ALL THE GOLF NEWS THAT'S FIT TO PRINT...AND A CONSIDERABLE AMOUNT THAT'S NOT

Welcome to The Hosel Rocket, a quasi-definitive and largely unauthorized source of golf information. Any resemblance of the content found on this site to actual journalism, however unlikely, should be considered purely accidental.

11.11.2014

Gut Check

FEBRUARY 14, 2013 (UPI) - After coming a scant seven yards short of surpassing Eric Dickerson's single-season NFL rushing record, Minnesota Vikings star tailback Adrian Peterson announced that he was heading for off-season surgery, as first reported by Mike Garafolo of USA Today.

"It's something that's was bothering me for a while," lamented Peterson in an exclusive interview with The Hosel Rocket, "and I guess I was just a little uneasy about someone putting a knife so close to...you know...my junk. However, when my physician told me about one of his other patients and the courage he displayed in agreeing to this same operation, I thought it was time to man-up and get it over with."

In blatant violation of at least 10 different HIPPA regulations, Peterson's physician, Dr. Hugh G. Rection, went full-disclosure on what got Peterson off his ass and onto the operating table.


"The term 'sports hernia' is somewhat of a misnomer," stated Dr. Rection. Most people who experience this injury are not in the least bit athletic. The hernia itself is typically induced by engaging in activities intended to make one appear as if they're athletic, such as stringing Christmas lights, walking to the mailbox, or attempting to coax a golf ball into the hole. Such was the case with one of my other patients, Mr. Tom Francis."

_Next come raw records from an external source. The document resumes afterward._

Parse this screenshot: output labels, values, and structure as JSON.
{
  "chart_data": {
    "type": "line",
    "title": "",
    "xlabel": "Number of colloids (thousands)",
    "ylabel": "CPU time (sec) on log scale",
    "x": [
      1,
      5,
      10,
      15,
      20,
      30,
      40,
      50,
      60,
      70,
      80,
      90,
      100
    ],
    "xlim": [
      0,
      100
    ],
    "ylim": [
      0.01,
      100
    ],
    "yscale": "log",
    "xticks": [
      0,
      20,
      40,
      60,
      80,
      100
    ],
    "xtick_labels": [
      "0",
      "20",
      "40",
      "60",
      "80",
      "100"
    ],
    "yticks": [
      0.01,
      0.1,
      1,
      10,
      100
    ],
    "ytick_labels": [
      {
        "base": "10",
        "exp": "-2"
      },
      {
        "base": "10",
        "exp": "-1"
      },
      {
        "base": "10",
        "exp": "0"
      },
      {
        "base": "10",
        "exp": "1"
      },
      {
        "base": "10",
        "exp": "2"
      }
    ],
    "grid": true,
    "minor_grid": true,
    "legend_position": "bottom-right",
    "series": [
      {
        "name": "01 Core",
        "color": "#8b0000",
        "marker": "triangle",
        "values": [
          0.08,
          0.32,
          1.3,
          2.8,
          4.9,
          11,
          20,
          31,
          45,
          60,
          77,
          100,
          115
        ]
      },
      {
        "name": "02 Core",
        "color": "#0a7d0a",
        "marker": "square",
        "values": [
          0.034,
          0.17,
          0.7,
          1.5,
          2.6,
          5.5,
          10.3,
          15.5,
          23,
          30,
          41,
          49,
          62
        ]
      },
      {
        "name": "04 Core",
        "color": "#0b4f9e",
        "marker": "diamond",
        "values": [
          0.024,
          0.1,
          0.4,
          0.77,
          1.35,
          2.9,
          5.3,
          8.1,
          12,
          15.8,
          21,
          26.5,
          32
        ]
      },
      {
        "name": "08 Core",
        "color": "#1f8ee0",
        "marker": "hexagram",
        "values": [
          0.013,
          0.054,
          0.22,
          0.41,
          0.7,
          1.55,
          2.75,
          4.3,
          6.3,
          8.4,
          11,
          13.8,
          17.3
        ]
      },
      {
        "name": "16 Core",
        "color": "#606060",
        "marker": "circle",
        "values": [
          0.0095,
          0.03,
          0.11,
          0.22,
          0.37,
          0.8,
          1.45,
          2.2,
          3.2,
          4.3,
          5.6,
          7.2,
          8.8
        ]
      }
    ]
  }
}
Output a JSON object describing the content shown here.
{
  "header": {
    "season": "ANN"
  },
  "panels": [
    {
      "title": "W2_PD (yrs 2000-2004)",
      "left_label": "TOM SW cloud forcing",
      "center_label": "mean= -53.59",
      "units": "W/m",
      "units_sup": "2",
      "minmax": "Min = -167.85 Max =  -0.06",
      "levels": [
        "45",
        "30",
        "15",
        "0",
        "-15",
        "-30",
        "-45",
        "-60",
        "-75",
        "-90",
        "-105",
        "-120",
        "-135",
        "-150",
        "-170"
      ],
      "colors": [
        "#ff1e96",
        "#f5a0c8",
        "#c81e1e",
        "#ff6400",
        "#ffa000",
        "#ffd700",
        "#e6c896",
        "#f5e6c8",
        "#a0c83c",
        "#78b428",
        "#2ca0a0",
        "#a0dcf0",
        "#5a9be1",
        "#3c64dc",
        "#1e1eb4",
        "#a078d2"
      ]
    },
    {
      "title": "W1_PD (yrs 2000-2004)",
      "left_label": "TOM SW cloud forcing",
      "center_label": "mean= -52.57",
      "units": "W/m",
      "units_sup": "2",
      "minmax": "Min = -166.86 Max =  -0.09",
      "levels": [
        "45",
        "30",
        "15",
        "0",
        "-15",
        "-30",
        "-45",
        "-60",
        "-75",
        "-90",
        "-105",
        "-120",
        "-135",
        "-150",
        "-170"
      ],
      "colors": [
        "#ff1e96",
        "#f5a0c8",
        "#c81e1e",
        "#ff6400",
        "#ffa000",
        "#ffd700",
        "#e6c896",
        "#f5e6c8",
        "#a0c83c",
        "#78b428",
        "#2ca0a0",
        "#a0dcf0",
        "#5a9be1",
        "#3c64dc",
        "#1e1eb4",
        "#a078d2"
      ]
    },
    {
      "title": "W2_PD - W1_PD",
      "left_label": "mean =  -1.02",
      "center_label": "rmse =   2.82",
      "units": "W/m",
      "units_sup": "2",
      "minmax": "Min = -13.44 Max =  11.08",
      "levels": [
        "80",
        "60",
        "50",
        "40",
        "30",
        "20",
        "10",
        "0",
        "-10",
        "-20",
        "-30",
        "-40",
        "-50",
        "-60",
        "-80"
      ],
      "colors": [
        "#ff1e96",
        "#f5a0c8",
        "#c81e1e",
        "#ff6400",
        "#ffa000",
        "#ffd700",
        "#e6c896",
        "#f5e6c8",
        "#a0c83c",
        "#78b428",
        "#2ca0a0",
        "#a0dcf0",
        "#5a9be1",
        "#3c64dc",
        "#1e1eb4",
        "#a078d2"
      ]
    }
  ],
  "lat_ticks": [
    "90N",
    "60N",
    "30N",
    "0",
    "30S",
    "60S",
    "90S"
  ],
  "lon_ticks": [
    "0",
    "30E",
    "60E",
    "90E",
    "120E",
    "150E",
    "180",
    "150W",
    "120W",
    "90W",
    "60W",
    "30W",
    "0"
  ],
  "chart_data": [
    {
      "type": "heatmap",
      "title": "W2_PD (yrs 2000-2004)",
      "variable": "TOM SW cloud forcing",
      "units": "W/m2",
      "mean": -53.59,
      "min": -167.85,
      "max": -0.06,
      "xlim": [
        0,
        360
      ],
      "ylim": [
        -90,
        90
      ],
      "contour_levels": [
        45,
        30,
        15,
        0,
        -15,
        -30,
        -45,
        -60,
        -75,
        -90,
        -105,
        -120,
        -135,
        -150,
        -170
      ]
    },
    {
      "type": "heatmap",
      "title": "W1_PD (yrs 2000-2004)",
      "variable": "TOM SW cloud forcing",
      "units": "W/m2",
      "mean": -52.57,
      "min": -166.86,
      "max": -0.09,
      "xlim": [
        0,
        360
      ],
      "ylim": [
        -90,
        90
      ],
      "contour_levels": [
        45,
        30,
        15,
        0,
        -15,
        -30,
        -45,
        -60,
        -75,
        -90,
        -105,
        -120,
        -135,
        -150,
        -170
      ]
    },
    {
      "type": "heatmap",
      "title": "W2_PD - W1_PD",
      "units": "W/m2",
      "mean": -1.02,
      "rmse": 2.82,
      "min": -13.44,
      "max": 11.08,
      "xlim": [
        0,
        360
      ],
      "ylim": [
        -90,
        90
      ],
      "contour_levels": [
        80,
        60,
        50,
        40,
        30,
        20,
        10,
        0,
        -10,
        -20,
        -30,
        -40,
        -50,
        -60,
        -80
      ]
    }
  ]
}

"In my professional opinion, it was this last action that was the source of Tom's injury, a sudden, violent spasm of lower body movement that weakened the muscles of his abdominal wall. In Mr. Peterson's case, the very same injury was caused by being tackled repeatedly by the likes of Brian Urlacher and Clay Matthews, so you needn't have stayed at a Holiday Inn Express last night to be able to draw some pretty accurate conclusions as to the relative athleticism of these two patients."

After performing a detailed physical examination, Dr. Rection concluded that the injury occurred when Mr. Francis conceded himself a six-foot par putt on December 22, 2012. "The sudden, simultaneous movement of arm and hip created while raking the ball away from the hole, commonly known as Ferguson's Syndrome, created an excessive amount of torque in his lower extremities, causing the tear that ultimately necessitated the surgery," offered the doctor. "I hope he at least won a skin on that hole."

As for Mr. Peterson, all it took for him to agree to the surgery was a quick chat with Mr. Francis, the promise of a yellow Hello Kitty bandage for his incision, and a free tour of Cowboys Stadium. He agreed to undergo the surgery next day, while Mr. Francis predicts that his fellow sports hernia survivor will at full speed when training camp opens in August.